Однако в первый официальный день на посту, когда ее, одетую в красную униформу, распирало от гордости, Пол появился вновь. В темноволосом мужчине, которого швыряло по волнам за линией прибоя, она не сразу распознала Пола. Живо вскочив со стула, с сильно бьющимся сердцем, Райли принялась свистеть и выкрикивать команды, одновременно подготавливая снаряжение.
Как только она выплыла с глубины и увидела, кто это, ей захотелось по-настоящему его утопить. В сердцах обругав его, она, с горящими от злости щеками, поплыла к берегу. Потом увидела на песке стайку озабоченных граждан и старшего спасателя, раздосадованного тем, что она бросила жертву на произвол судьбы. А в воде Пол продолжал разыгрывать свой спектакль. Что ей было делать? Она вернулась, чтобы спасти его задницу. Пока тащила Пола к берегу, Райли отвесила ему хороший подзатыльник. Впервые в жизни он непритворно поморщился от боли.
В детстве они с Полом были очень похожи. Она безо всякого усилия его понимала. Иногда они дрались. В третьем классе она повалила его на землю. В пятом классе он ударил ее о дверной косяк, и пришлось наложить на бровь шесть швов. После этого они не дрались, хотя она пыталась его спровоцировать. Она считала, что его останавливал ее шрам. Шрам ей нравился.
После окончания средней школы он стал слишком все усложнять. Иногда он по непонятным для нее причинам становился тихим и задумчивым. Она всегда считала, что, пройди он тест на спасателя, Пол был бы счастлив. Она в это искренне верила. Позже он присоединился к каким-то странным политическим группам и пытался организовать Центральный американский союз сборщиков фруктов, но те оказались чересчур ушлыми, чтобы купить что-то из того дерьма, что он пытался продать.
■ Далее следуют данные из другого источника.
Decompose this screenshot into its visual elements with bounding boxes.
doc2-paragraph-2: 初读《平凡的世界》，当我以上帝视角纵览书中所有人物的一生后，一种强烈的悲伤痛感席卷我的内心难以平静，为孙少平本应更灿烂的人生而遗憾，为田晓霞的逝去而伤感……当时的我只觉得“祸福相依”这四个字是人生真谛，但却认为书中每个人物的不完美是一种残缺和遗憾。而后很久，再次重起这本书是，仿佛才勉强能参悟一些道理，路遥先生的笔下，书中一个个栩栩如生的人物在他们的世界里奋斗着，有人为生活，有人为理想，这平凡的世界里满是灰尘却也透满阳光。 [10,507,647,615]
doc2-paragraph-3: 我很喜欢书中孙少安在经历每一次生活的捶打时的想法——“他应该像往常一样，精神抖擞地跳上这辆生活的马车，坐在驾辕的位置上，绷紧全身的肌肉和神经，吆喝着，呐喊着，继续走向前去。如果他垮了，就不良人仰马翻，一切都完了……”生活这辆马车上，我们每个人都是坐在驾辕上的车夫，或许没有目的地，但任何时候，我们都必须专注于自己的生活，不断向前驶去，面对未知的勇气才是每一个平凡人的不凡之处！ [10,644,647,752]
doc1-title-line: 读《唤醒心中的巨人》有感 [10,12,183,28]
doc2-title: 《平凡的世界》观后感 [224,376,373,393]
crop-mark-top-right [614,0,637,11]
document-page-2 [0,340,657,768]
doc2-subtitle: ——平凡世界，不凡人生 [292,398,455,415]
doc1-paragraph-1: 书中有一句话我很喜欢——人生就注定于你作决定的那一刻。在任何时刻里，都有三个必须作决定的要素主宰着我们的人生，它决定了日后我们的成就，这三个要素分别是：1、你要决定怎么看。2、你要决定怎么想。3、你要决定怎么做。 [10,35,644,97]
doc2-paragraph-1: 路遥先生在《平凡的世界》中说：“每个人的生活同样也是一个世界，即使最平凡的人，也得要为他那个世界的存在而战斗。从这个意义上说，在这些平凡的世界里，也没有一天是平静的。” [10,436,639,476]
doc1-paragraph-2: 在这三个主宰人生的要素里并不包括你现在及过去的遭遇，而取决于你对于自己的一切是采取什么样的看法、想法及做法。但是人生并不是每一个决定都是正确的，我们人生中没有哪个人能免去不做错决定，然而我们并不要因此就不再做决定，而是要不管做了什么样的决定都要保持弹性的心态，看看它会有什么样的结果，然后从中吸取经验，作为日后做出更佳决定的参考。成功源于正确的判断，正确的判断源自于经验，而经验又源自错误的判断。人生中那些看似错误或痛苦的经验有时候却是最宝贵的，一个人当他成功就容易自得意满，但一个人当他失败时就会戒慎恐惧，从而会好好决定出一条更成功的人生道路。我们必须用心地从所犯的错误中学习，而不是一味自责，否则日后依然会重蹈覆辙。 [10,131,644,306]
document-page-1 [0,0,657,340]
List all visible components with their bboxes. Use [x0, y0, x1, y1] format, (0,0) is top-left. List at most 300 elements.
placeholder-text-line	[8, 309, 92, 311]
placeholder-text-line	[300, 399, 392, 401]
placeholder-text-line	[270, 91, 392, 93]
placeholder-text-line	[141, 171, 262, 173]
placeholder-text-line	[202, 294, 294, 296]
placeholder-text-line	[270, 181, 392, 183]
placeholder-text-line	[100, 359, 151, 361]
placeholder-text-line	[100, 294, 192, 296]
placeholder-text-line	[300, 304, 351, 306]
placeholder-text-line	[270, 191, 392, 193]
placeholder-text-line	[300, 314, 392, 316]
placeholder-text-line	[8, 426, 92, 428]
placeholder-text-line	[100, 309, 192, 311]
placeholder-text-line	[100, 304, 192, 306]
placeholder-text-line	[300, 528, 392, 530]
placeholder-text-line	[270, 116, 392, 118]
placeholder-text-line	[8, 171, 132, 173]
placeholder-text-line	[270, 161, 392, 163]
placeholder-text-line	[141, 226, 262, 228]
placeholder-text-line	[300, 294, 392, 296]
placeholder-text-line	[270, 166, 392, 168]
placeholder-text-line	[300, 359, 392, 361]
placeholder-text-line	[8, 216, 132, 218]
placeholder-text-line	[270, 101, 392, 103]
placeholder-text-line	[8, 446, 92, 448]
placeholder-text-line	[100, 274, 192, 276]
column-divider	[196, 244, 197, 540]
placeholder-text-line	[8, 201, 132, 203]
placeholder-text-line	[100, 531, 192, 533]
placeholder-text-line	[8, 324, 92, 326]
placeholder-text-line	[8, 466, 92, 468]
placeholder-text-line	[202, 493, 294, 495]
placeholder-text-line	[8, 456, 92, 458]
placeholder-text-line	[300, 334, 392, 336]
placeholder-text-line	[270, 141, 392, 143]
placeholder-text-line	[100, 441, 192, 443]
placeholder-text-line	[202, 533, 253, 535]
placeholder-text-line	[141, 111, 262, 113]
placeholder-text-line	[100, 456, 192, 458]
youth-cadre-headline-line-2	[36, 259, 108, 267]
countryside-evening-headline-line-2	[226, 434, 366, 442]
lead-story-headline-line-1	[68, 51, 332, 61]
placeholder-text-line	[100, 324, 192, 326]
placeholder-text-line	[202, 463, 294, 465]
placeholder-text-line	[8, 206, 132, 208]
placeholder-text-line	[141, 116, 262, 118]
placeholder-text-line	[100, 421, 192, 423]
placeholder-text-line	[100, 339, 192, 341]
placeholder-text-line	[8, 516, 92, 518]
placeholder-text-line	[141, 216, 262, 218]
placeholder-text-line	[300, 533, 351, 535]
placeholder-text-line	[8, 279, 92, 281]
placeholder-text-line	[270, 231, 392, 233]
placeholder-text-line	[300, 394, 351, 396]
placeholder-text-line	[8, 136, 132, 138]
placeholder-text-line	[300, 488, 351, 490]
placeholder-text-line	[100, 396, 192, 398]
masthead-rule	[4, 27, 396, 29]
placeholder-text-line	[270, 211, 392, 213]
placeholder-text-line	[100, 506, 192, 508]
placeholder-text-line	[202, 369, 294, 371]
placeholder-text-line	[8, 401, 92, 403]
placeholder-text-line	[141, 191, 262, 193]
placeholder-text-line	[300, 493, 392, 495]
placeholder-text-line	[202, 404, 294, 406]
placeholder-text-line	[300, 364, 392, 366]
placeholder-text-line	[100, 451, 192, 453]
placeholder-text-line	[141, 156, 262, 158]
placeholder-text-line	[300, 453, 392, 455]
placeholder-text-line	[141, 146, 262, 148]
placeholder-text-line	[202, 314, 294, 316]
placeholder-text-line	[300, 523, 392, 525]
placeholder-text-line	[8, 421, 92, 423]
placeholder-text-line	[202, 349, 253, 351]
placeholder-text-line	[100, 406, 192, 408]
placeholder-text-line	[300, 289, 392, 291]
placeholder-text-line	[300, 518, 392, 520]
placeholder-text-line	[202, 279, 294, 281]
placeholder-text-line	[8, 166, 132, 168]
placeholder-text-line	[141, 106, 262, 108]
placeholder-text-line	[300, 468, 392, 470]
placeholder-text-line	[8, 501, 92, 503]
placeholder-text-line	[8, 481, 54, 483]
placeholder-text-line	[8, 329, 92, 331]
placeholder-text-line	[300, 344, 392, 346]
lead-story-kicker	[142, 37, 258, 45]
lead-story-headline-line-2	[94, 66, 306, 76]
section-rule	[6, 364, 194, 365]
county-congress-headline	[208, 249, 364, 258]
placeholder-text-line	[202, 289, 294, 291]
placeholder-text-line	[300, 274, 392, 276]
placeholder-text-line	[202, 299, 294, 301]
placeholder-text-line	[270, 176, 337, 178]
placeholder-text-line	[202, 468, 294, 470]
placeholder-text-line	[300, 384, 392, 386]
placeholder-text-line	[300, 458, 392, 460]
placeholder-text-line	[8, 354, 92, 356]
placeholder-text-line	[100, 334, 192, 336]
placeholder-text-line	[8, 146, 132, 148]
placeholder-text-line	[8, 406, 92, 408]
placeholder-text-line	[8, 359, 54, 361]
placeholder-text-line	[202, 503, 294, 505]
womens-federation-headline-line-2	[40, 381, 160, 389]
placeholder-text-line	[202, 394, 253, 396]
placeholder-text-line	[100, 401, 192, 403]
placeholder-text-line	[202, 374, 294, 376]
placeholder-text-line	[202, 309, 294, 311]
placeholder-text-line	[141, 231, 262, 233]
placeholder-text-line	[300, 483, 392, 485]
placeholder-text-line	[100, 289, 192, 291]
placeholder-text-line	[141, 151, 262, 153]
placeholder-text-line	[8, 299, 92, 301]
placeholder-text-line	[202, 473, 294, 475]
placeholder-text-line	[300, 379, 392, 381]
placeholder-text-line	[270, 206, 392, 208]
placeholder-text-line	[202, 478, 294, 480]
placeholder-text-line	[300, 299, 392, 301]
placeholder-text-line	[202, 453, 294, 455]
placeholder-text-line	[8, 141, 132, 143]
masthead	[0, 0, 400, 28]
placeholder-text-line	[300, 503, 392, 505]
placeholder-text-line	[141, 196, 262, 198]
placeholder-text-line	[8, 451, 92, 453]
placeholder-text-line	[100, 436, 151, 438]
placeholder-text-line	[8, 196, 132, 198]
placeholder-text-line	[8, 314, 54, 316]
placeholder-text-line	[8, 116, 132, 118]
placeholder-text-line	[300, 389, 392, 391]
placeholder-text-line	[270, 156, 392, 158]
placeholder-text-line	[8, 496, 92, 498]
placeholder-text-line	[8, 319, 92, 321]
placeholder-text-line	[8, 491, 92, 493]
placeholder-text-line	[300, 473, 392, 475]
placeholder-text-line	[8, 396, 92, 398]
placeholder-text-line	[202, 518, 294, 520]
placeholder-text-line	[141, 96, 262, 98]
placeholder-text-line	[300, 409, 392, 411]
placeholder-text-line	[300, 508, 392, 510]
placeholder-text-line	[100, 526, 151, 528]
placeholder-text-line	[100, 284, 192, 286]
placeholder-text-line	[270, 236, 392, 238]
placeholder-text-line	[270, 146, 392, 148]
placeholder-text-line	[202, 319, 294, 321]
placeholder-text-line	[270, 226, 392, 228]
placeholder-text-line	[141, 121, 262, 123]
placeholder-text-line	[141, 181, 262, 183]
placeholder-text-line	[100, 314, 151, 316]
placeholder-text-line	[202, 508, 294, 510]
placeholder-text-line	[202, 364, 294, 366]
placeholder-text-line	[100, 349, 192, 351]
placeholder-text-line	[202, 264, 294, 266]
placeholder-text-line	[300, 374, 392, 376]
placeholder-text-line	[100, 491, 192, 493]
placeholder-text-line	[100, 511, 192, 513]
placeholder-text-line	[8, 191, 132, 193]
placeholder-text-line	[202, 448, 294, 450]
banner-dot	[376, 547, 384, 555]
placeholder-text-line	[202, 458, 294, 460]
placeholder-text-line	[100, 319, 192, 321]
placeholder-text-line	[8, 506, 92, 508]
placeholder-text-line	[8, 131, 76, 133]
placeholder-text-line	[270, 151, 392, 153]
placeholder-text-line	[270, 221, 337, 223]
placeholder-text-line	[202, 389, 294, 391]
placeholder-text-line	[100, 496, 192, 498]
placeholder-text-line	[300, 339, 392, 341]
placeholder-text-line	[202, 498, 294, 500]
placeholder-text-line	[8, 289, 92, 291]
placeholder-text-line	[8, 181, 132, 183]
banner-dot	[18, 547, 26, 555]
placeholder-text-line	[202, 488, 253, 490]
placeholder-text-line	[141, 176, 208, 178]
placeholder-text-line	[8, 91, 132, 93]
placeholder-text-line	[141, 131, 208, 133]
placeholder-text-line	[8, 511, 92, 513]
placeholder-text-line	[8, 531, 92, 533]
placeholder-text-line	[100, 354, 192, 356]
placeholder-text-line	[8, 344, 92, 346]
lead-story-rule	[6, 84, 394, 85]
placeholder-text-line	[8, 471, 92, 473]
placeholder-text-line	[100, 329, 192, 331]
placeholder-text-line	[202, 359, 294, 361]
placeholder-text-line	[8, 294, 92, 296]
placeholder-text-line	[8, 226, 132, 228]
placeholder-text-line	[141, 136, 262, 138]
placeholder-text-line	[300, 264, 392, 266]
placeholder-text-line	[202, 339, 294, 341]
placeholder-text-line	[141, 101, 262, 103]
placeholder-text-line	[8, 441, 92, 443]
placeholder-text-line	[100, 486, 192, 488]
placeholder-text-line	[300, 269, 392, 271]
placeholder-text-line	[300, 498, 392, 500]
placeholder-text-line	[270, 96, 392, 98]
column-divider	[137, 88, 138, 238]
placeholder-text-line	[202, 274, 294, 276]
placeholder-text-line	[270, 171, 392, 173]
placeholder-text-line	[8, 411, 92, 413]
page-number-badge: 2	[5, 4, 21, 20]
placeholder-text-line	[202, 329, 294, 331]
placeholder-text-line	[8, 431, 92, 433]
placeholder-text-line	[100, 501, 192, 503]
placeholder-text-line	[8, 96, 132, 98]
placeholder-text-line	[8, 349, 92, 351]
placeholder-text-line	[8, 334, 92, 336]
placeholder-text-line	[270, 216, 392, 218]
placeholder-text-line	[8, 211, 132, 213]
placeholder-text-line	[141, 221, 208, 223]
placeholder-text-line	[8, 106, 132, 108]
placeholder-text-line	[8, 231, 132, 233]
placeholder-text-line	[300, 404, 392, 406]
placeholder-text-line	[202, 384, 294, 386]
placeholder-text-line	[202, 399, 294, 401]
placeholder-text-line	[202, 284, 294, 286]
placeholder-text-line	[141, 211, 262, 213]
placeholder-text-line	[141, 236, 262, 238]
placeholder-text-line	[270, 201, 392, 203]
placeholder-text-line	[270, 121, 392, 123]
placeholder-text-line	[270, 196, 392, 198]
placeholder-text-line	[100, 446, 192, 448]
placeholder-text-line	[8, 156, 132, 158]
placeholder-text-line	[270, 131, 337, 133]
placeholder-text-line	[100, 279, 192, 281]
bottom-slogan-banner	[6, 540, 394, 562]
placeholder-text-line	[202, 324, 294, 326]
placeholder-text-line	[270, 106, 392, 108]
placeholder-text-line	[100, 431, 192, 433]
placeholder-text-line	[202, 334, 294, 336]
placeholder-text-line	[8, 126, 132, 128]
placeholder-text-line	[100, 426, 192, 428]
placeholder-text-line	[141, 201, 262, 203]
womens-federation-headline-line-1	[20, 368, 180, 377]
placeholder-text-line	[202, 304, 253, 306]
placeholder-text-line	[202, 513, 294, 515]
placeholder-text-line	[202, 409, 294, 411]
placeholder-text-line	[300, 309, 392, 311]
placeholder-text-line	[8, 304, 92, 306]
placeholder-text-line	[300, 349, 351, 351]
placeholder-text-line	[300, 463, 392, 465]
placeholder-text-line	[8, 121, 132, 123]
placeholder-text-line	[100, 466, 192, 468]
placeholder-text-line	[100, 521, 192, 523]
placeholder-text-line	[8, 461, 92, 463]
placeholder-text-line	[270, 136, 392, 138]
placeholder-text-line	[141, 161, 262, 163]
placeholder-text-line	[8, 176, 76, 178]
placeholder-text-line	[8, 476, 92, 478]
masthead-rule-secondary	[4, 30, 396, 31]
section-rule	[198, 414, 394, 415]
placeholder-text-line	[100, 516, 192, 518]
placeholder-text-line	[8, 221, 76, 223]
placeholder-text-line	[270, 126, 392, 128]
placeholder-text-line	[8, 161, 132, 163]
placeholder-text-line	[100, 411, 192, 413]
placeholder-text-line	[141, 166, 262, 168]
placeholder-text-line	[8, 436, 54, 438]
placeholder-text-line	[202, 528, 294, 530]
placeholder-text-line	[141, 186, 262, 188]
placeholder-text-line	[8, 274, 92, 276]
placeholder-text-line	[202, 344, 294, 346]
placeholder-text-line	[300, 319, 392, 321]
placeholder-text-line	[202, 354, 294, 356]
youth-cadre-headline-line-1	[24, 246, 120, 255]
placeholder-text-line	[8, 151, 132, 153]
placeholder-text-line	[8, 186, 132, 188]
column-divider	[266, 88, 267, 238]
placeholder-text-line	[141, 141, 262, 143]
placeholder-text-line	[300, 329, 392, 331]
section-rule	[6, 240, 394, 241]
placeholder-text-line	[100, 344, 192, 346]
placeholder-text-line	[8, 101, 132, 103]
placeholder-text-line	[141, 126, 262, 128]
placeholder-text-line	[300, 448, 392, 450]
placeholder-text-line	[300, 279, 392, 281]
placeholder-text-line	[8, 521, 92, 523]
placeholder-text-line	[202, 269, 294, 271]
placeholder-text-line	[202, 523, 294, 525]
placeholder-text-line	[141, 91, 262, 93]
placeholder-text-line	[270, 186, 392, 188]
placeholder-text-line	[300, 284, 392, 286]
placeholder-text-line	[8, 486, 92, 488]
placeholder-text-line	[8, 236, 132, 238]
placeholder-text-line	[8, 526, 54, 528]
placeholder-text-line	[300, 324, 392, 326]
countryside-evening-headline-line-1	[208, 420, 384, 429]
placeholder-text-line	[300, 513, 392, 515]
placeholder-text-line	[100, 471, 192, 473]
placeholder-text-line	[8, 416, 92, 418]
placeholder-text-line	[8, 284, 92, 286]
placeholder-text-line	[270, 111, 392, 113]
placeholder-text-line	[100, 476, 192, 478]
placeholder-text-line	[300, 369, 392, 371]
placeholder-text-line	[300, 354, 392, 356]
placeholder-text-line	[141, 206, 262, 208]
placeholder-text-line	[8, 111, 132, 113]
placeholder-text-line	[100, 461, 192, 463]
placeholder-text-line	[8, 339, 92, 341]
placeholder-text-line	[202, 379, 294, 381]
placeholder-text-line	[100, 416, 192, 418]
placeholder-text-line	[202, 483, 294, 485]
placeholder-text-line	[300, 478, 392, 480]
«Я приехал со всеми своими политическими взглядами, однако окружающие меня бедность и несчастья сводят их на нет, — писал он ей с фермы у Бейкерсвиля. — Вчера ночью, пока я спал, кто-то выкрал у меня из брюк бумажник. Чувствую всю нелепость своего положения».
Она не пыталась с ним спорить. «Надо было стать спасателем», — писала она в ответ.
И все же она действительно любила его. Поэтому, даже не принимая его устремлений, она переживала из-за его разочарований.
— Можешь меня подменить? — спросила она Адама Прайса.
Этот спасатель-дублер был моложе ее на шесть лет.
Он согласился, и она вскочила со стула. Испытывая хорошо знакомую радость, она подошла к воде и нырнула в океан, где сейчас не стал бы плавать ни один нормальный человек. Сделав несколько мощных гребков, она подплыла к Полу.
Пока Алиса смотрела с берега, они вместе качались на воде, огибая линию мощного прибоя и словно дразня волны.